Bunuel's film has been read on a number of levels. On one level, Belle de Jour can be interpreted as the psychological portrait of a guilt-ridden, bourgeois woman, whose sexual fantasies are inextricably tied to the humiliation she experienced during her childhood. There are, in fact, a number of masochists in the film, male as well as female. The influence of psychoanalytic theory is clear in the repressed desires of the film's characters and in the dreamlike structure of the film itself. Some critics have read the film through such theories, attributing Séverine's behavior to her childhood trauma, coupled with the guilt instilled in her by her Catholic, upper-middle-class background. Other critics have objected to the film's depiction of Séverine, reading the film as suggesting that all women have a repressed desire to be humiliated and that they therefore secretly crave abuse. Read this way, the film seems to justify gender-based violence.

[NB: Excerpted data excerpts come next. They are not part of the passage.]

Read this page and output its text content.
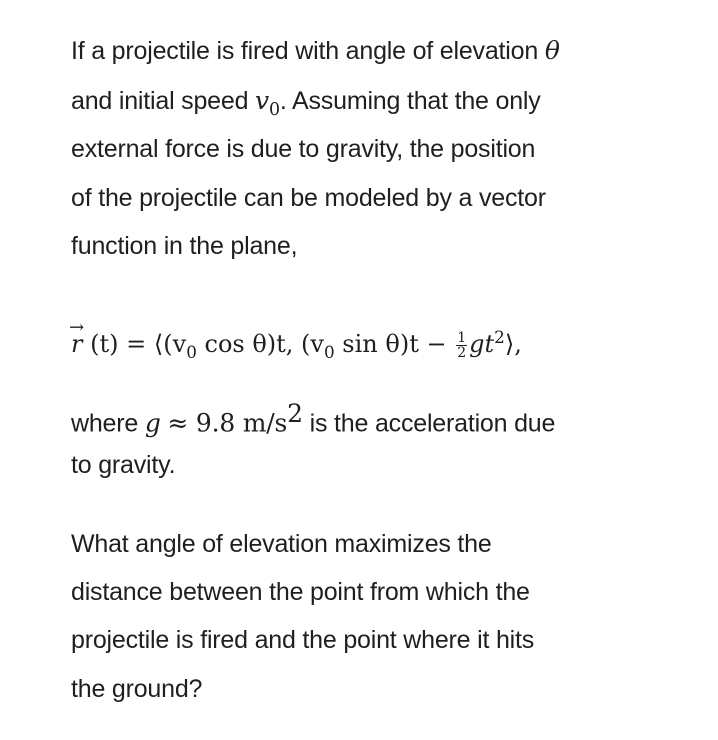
If a projectile is fired with angle of elevation θ
and initial speed $v_0$. Assuming that the only
external force is due to gravity, the position
of the projectile can be modeled by a vector
function in the plane,
→
r $(t) = ⟨(v_0$ cos θ)t, ($v_0$ $\sin \theta)t - \frac{1}{2}$ $gt^2⟩$,
where g ≈ 9.8 $m/s^2$ is the acceleration due
to gravity.
What angle of elevation maximizes the
distance between the point from which the
projectile is fired and the point where it hits
the ground?
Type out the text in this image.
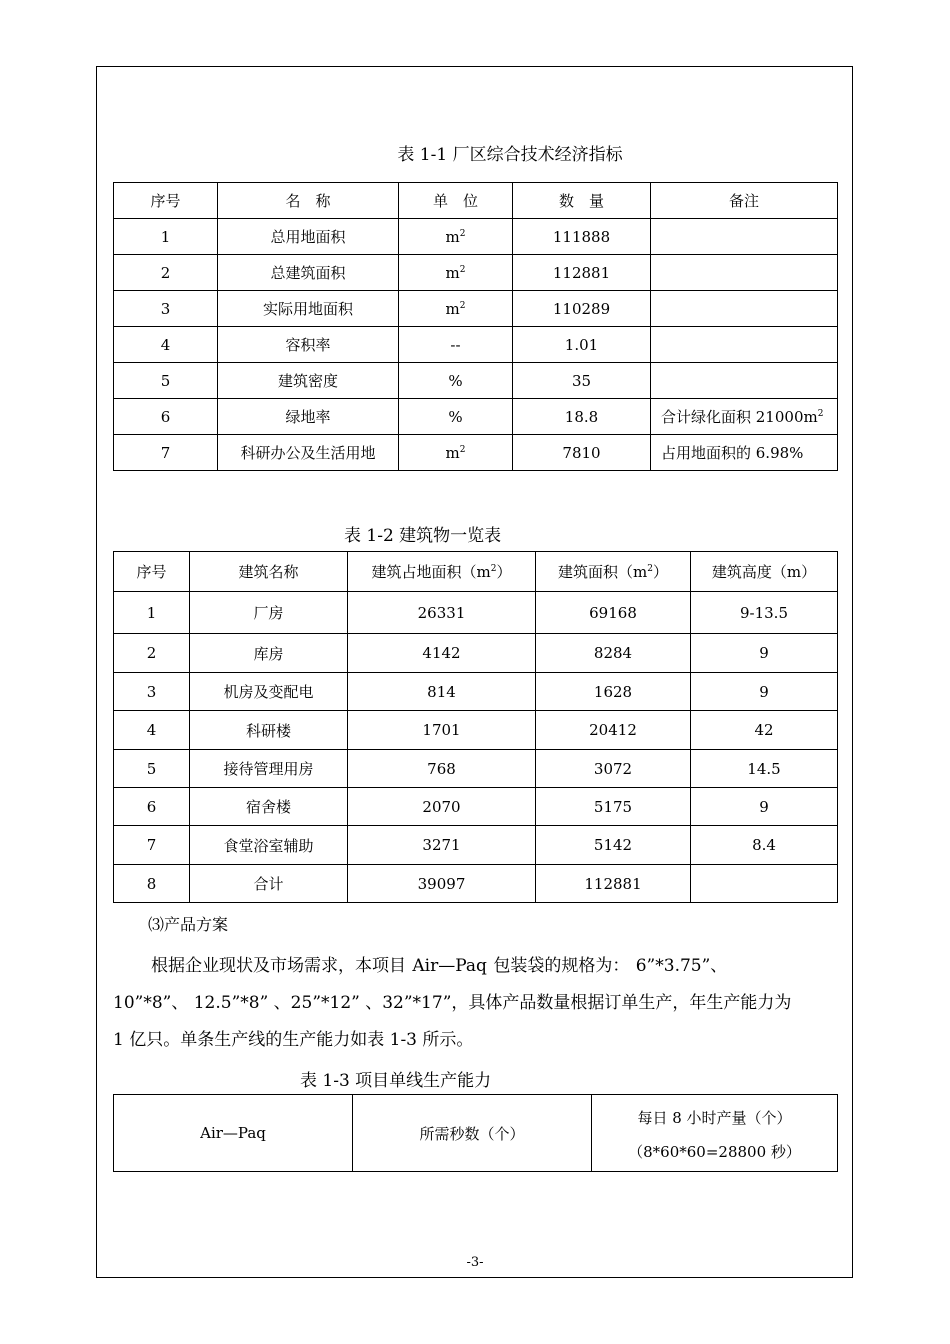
表 1-1 厂区综合技术经济指标
序号	名　称	单　位	数　量	备注
1	总用地面积	$m^2$	111888	
2	总建筑面积	$m^2$	112881	
3	实际用地面积	$m^2$	110289	
4	容积率	--	1.01	
5	建筑密度	%	35	
6	绿地率	%	18.8	合计绿化面积 $21000m^2$
7	科研办公及生活用地	$m^2$	7810	占用地面积的 6.98%
表 1-2 建筑物一览表
序号	建筑名称	建筑占地面积$(m^2)$	建筑面积$(m^2)$	建筑高度（m）
1	厂房	26331	69168	9-13.5
2	库房	4142	8284	9
3	机房及变配电	814	1628	9
4	科研楼	1701	20412	42
5	接待管理用房	768	3072	14.5
6	宿舍楼	2070	5175	9
7	食堂浴室辅助	3271	5142	8.4
8	合计	39097	112881	
⑶产品方案
根据企业现状及市场需求，本项目 Air—Paq 包装袋的规格为： 6”*3.75”、
10”*8”、 12.5”*8” 、25”*12” 、32”*17”，具体产品数量根据订单生产，年生产能力为
1 亿只。单条生产线的生产能力如表 1-3 所示。
表 1-3 项目单线生产能力
Air—Paq	所需秒数（个）	
每日 8 小时产量（个）
（8*60*60=28800 秒）
-3-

Yet other critics have read Belle de jour through the director's connections to the European surrealists. Like René Clair, Claude Autant-Lara, and Jean Painlevé, Bunuel was embraced by the surrealists, particularly Salvador Dalf. And there is clearly a surrealist influence on Bunuel's filmmaking. His first film, Un Chien andalou (1929), is often cited as a surrealist masterpiece that participated in artistic attacks against the perceived constraints of religious and bourgeois values. Similar themes are apparent in Bunuel's 1972 film, Le charme discret de la bourgeoisie, and in his last film, Cet obscur objet du désir (1977). They are also evident in Belle de Jour. The character Husson, for example, acts as a commentator on the dullness of the bourgeois marriage, and Séverine's association of sex with punishment draws from the church's linkage of sex with sin.
Bunuel is also known for his creative manipulation of sound and image, for example the merging of the bells on the horses in Séverine's dreams with ice tapping against glass, or the image of the wilderness superimposed onto modern buildings. The boundary between reality and dreams becomes more blurred as Séverine gives way to her libido, and the spectator is left to wonder how much of the film is a representation of fantasy, and whether all of the fantasies are indeed Séverine's. However it is read, Belle de Jour remains an enigmatic and highly original film, and it provided its star with probably one of the best-known roles she has had.
Historical Dictionary of French Cinema. Dayna Oscherwitz & Mary Ellen Higgins. 2007.